Claro que é obrigatório ouvir o outro lado e investigar ao máximo e o mais profundamente possível, além de publicar todas as informações apuradas. Mas quem vai avaliar se o trabalho jornalístico foi o suficiente ou se cumpriu “o dever de cuidado”? O juiz?

Ontem mesmo a ABI - Associação Brasileira de Imprensa - e a Fenaj - Federação Nacional dos Jornalistas anunciaram que vão enviar um informe endereçado ao relator especial para a liberdade de expressão da Comissão Interamericana de Direitos Humanos (vinculada à OEA - Organização dos Estados Americanos) sobre a intromissão do STF nos limites da liberdade da imprensa no país. 

Paralelamente a isso, porém, jornalistas e sociedade têm que se entender sobre a importância da liberdade da imprensa para a democracia, unidos na exigência pela qualidade da informação e pela necessidade de o jornalismo ter o interesse público como o seu único norte. 

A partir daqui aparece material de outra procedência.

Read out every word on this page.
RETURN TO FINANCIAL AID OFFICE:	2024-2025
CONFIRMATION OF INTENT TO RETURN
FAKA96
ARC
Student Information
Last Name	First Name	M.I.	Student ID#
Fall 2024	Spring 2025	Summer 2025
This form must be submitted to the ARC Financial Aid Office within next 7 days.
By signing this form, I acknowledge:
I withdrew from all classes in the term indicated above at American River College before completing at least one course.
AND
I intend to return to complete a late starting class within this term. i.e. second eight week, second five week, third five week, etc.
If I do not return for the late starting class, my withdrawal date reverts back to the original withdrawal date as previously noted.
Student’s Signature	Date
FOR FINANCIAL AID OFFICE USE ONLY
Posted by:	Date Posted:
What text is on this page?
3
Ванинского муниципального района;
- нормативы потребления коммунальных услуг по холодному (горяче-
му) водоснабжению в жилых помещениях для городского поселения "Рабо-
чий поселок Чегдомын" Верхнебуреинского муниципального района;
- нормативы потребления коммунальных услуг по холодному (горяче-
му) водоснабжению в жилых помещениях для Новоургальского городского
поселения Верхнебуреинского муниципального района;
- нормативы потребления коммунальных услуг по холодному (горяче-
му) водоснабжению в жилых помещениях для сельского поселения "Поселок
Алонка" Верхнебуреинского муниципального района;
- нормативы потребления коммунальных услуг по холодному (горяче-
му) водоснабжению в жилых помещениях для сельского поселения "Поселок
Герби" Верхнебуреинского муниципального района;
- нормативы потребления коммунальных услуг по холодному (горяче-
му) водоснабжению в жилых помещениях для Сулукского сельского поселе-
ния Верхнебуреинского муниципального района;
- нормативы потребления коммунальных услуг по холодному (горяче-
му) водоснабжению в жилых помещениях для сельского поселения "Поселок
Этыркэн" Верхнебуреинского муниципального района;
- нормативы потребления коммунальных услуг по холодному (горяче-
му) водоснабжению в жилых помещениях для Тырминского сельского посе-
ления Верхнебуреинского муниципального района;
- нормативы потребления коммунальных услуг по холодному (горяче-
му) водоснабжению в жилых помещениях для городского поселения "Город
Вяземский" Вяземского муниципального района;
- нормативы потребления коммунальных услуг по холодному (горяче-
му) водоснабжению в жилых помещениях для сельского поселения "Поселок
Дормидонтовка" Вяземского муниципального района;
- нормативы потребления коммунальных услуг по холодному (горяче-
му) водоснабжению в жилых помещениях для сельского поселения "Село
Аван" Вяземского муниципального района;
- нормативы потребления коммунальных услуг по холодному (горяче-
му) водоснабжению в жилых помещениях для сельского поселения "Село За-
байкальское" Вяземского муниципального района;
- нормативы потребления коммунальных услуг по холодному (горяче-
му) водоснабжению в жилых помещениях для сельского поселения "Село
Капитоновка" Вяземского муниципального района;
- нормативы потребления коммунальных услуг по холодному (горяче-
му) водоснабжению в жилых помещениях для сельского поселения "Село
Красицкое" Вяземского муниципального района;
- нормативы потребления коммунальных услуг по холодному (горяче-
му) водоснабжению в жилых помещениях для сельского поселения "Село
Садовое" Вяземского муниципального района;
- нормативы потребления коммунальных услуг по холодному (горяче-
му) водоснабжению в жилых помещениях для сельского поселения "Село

Não cabe ao STF aprovar tese de repercussão geral que restringe a priori a liberdade de imprensa e vulnerabiliza o jornalismo, que passa a se sujeitar a interpretações de magistrados de instâncias inferiores. Com o agravante de que juízes locais frequentemente estão envolvidos nos conflitos retratados nas reportagens, são corporativistas quando as denúncias atingem membros do judiciário, além de tenderem a beneficiar homens brancos, poderosos ou abastados. O recente caso da condenação da repórter Schirley Alves está aí para comprovar os abusos da Justiça. 

Que os crimes reais sejam punidos de forma imparcial, analisados caso a caso, com os ministros do STF cumprindo o papel de juízes e também de guardiões da democracia e da Constituição, que entroniza a liberdade de imprensa. Afinal, como sabemos, quer na Justiça quer na imprensa, o diabo mora nos detalhes.